The film's narrative, set in World War II, follows a Jewish girl's escape from a German attack in Holland and her attempts to stay alive in the aftermath through a number of allegiances. To help enunciate the inherent dramatic twists and turns, Verhoeven turned to English composer Anne Dudley, responsible for music in a great variety of films and television programs, in the States and abroad. (Tragically, both of Verhoeven's long-time collaborative composers, Jerry Goldsmith and Basil Poledouris, have since passed away.) I don't recall Dudley ever tackling the subject of wartime espionage and action, but since Verhoeven often allows for wonderful musical expression in his films, then it is a foregone conclusion that the talented Dudley would provide a rich, engaging score. The album presentation opens with a set of lounge/beer hall songs performed by the alluring star of the film, Carice Van Houten, even featuring an introduction by the lounge emcee. All but one, "A Hundred Years From Today", are in German. The bulk of the album's 55-minute running time, however, consists of Dudley's bold, expressive score.

It begins unassumingly with "Rachel's Theme", through tentative, tremolo strings and solo oboe before the troubled, sympathetic melody is heard on high strings. The next track, "The Black Book" opens briefly in a similar manner to "Night Life" from Jerry Goldsmith's Basic Instinct but soon shifts from these dangerous tones to bristling action by way of chopping strings and barking brass. More ominous music occurs in "Escape Through The Marshes", full of rising and falling patterns in harp, clarinet and full strings and Rachel's theme moving from high strings to horns and then mid-range strings, all building through to "In Pursuit" when action bursts to the forefront again in brass, percussion and low end piano.

Rachel's theme is explored further in troubling context in "Rachel's Plan" and "In Too Deep", the latter featuring a nice, sweeping statement in the strings. As the album moves through great bellicose brass in "Shot at Dawn" and the tender yet dark-hued "Sleeping with the Enemy", it continues to impress in a refreshingly old school orchestral approach of transparent orchestrations and active, melodic or motivic participation from all sections, unafraid to be clear in its dramatic goals.

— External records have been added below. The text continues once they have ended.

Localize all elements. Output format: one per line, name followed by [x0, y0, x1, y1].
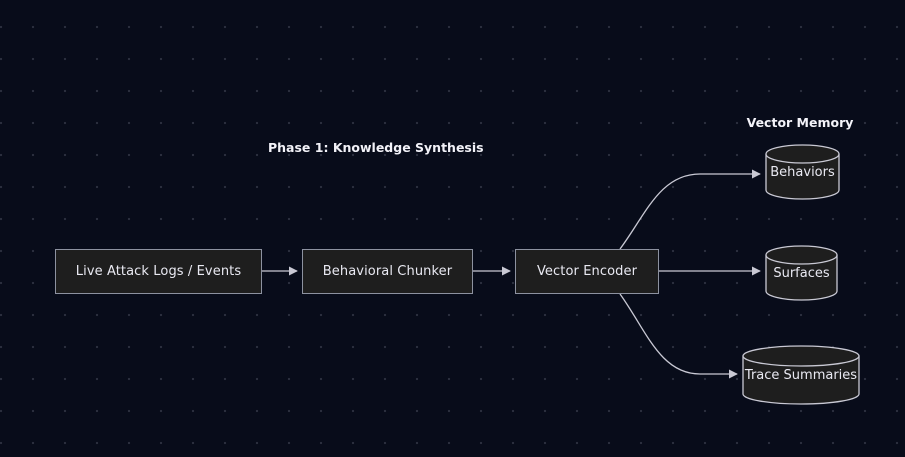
node-behaviors-datastore[interactable]: Behaviors: [765, 144, 840, 200]
node-label: Behavioral Chunker: [323, 264, 452, 279]
node-surfaces-datastore[interactable]: Surfaces: [765, 245, 838, 301]
node-vector-encoder[interactable]: Vector Encoder: [515, 249, 659, 294]
node-label: Trace Summaries: [742, 368, 860, 383]
phase-title: Phase 1: Knowledge Synthesis: [268, 140, 484, 155]
node-behavioral-chunker[interactable]: Behavioral Chunker: [302, 249, 473, 294]
diagram-canvas: Phase 1: Knowledge Synthesis Vector Memo…: [0, 0, 905, 457]
node-label: Vector Encoder: [537, 264, 637, 279]
cluster-title-vector-memory: Vector Memory: [730, 115, 870, 130]
node-label: Live Attack Logs / Events: [76, 264, 241, 279]
edge-encoder-to-behaviors: [620, 174, 760, 249]
node-label: Surfaces: [765, 266, 838, 281]
node-label: Behaviors: [765, 165, 840, 180]
edge-encoder-to-traces: [620, 294, 737, 374]
node-live-attack-logs[interactable]: Live Attack Logs / Events: [55, 249, 262, 294]
node-trace-summaries-datastore[interactable]: Trace Summaries: [742, 345, 860, 405]
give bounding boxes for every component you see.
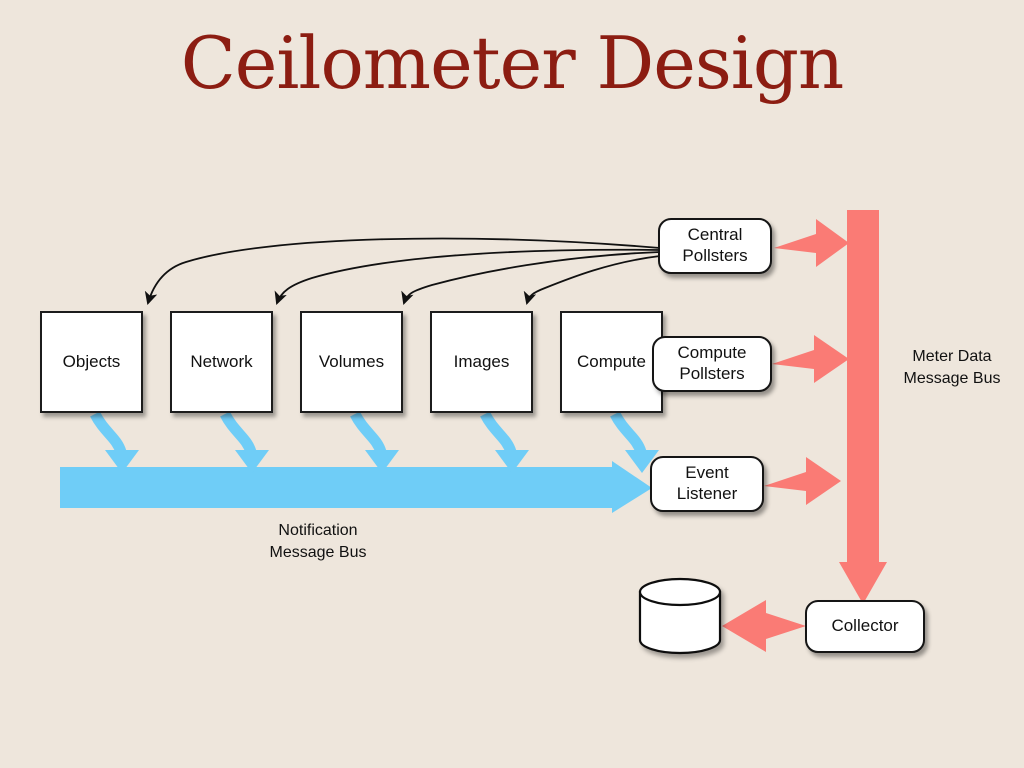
notification-bus-arrow (60, 461, 652, 513)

It is fairly well known that in European film, music as distinct as this is not quite as forbidden as it often is here in the States. There are some more winning moments in the panicked string ostinatos and large-scale brass of "Falling into the Trap" and the low woodwinds and strings of "Confessions of the Night". Rachel's theme is woven in among the ongoing suspense by way of flutes and sympathetic strings, finally achieving cathartic, expressive variations in "Rachel's Retribution" and a moving coda in "The Endless River".

During all of this, I was reminded not only of Thomas Newman's recent, memorable The Good German, but also Patrick Doyle's work in the 90's on such films as Dead Again and East-West in the musical accompaniment to the films is straight-forward in a traditional manner yet its intent is not parody. Change is inevitable in all art forms, but it is still heartening to have examples of traditional film scoring remaining effective when attached to films of quality and class. The difference of course is that films such as The Good German and Black Book tell stories taking place at a time when film scores were steeped in this particular style and therefore Newman's and Dudley's music does not seem as egregious to today's audiences, while Dead Again is set present day but aims to emulate a Hitchcock-ian tone of decades earlier and most critics understood this. The real test would be for this scoring style to be applied not just to films set in an earlier period or referring to past pop culture, but to underscore current, topical quality dramas and see how it plays. Would a film like Syrianna still work with a score such as this?